AEE Student's Statistical Service Internship Makes it All Add Up

Posted: February 24, 2011

Before interning with an agricultural statistics agency, Terri Woodling never saw herself as a "math person," but now she has a whole new appreciation for the calculations behind farming.
Terri Woodling

Terri Woodling

Minoring in Leadership Development and Equine Science, she has big plans after graduation that may include coming back to the university. "I want to travel out West after graduation to see the country and, after working a few years, come back to Penn State for [a graduate degree in] Ag and Extension Education," she said.

Growing up on a small farm with steers in Snyder County, Woodling was no stranger to agriculture, but she really never associated math and statistics with it. Still, the Penn State senior majoring in Agricultural Science accepted two internships with the National Agricultural Statistics Service in Harrisburg, Pa.

"I was their 2008 summer intern and also worked there during winter break," said the Beaver Springs, Pa., native. "Then after talking with the Statistics Service representative at the Agriculture Career Fair on campus, I was hired back for the 2010 summer intern position."

She took the position because the Statistics Service is part of the U.S. Department of Agriculture, and she might want to work there in the future. "I was upfront with them that math and statistics were not my strong suit," she said. "But I told them that I was willing to try."

Woodling was the only intern in the office and a novice to statistical research, but she still was able to complete her tasks and gained an appreciation for the work and the math along the way.

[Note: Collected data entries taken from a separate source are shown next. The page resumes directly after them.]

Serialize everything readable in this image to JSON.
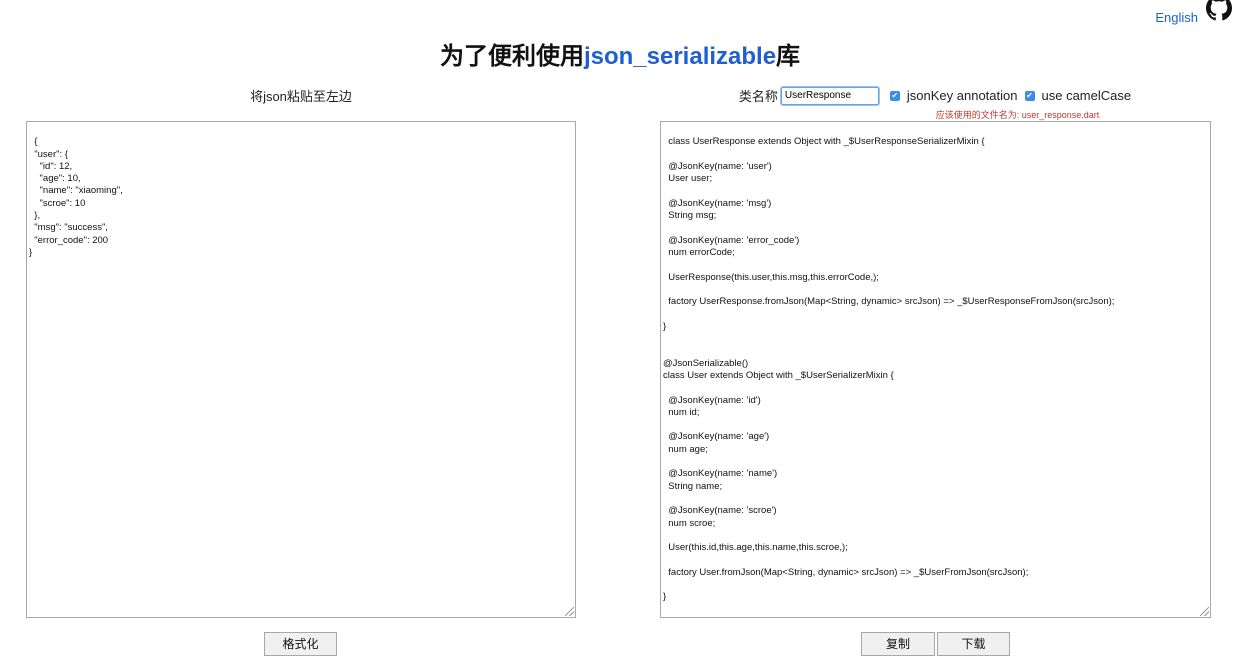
{
  "header": {
    "language_link": "English",
    "title_prefix": "为了便利使用",
    "title_highlight": "json_serializable",
    "title_suffix": "库"
  },
  "left_panel": {
    "label": "将json粘贴至左边",
    "json_text": "{\n  \"user\": {\n    \"id\": 12,\n    \"age\": 10,\n    \"name\": \"xiaoming\",\n    \"scroe\": 10\n  },\n  \"msg\": \"success\",\n  \"error_code\": 200\n}",
    "format_button": "格式化"
  },
  "right_panel": {
    "class_name_label": "类名称",
    "class_name_value": "UserResponse",
    "jsonkey_label": "jsonKey annotation",
    "camelcase_label": "use camelCase",
    "filename_hint": "应该使用的文件名为: user_response.dart",
    "code_text": "class UserResponse extends Object with _$UserResponseSerializerMixin {\n\n  @JsonKey(name: 'user')\n  User user;\n\n  @JsonKey(name: 'msg')\n  String msg;\n\n  @JsonKey(name: 'error_code')\n  num errorCode;\n\n  UserResponse(this.user,this.msg,this.errorCode,);\n\n  factory UserResponse.fromJson(Map<String, dynamic> srcJson) => _$UserResponseFromJson(srcJson);\n\n}\n\n\n@JsonSerializable()\nclass User extends Object with _$UserSerializerMixin {\n\n  @JsonKey(name: 'id')\n  num id;\n\n  @JsonKey(name: 'age')\n  num age;\n\n  @JsonKey(name: 'name')\n  String name;\n\n  @JsonKey(name: 'scroe')\n  num scroe;\n\n  User(this.id,this.age,this.name,this.scroe,);\n\n  factory User.fromJson(Map<String, dynamic> srcJson) => _$UserFromJson(srcJson);\n\n}",
    "copy_button": "复制",
    "download_button": "下载"
  },
  "icons": {
    "github": "github-icon",
    "checkbox": "checkbox-checked-icon"
  },
  "colors": {
    "accent": "#1f5fd1",
    "link": "#1a62c9",
    "hint": "#c0392b",
    "checkbox": "#3b8ee8"
  }
}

"The first year I interned I helped analyze and complete the 2007 Farm Census by examining every form from every farm operation in Pennsylvania," she said. "During my second internship, I was the main contact for the monthly Agricultural Yield survey, and I also did a weekly crop progress report that took the weather and crop conditions from each county in Pennsylvania and compiled a news release."

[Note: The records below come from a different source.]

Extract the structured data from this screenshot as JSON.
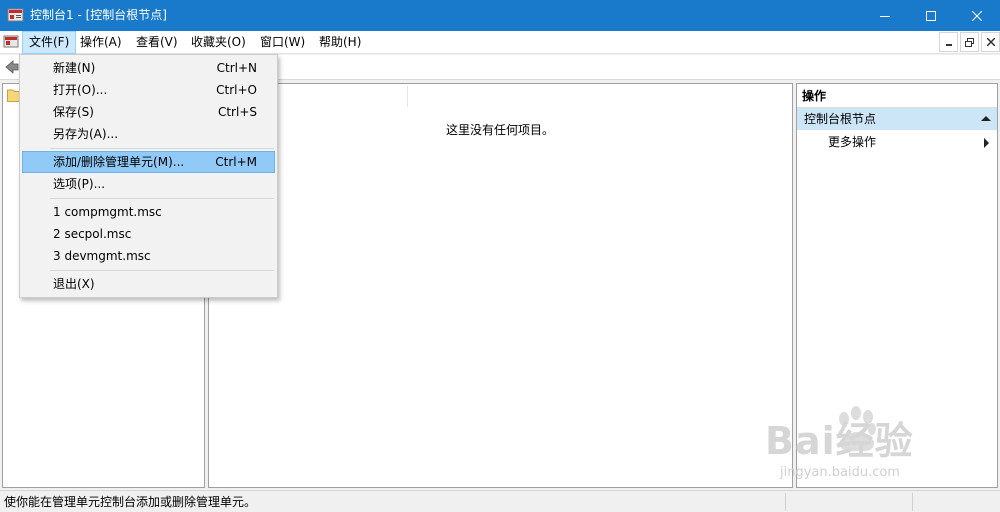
{
  "window": {
    "title": "控制台1 - [控制台根节点]"
  },
  "menubar": {
    "items": [
      "文件(F)",
      "操作(A)",
      "查看(V)",
      "收藏夹(O)",
      "窗口(W)",
      "帮助(H)"
    ]
  },
  "file_menu": {
    "items": [
      {
        "label": "新建(N)",
        "shortcut": "Ctrl+N"
      },
      {
        "label": "打开(O)...",
        "shortcut": "Ctrl+O"
      },
      {
        "label": "保存(S)",
        "shortcut": "Ctrl+S"
      },
      {
        "label": "另存为(A)...",
        "shortcut": ""
      },
      {
        "label": "添加/删除管理单元(M)...",
        "shortcut": "Ctrl+M"
      },
      {
        "label": "选项(P)...",
        "shortcut": ""
      },
      {
        "label": "1 compmgmt.msc",
        "shortcut": ""
      },
      {
        "label": "2 secpol.msc",
        "shortcut": ""
      },
      {
        "label": "3 devmgmt.msc",
        "shortcut": ""
      },
      {
        "label": "退出(X)",
        "shortcut": ""
      }
    ],
    "highlighted_index": 4
  },
  "center": {
    "empty_message": "这里没有任何项目。"
  },
  "actions": {
    "header": "操作",
    "section": "控制台根节点",
    "more": "更多操作"
  },
  "statusbar": {
    "text": "使你能在管理单元控制台添加或删除管理单元。"
  },
  "watermark": {
    "brand": "Bai经验",
    "url": "jingyan.baidu.com"
  },
  "colors": {
    "titlebar": "#1979ca",
    "menu_highlight": "#91c9f7",
    "actions_section": "#cde6f7"
  }
}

Allowed to work directly with the office statisticians, support staff and enumerators, who work in the field with farmers, Woodling saw multiple sides of the agriculture industry.

"It was a broad internship -- I dealt with animal and flower statistics, crop production and even the number of hired laborers per farm," she said. "Like my major, the Statistics Service gave me the opportunity to learn a little about each aspect of the agricultural industry."

Woodling's extracurricular activities at Penn State also have exposed her to many sides of the agricultural industry; she is involved in the Penn State Dairy Science Club and Collegiate Farm Bureau, and she also is an Ag Advocate.

"The College of Agricultural Sciences is a warm and family oriented organization, which is why I like it so much. It reminds me of my hometown."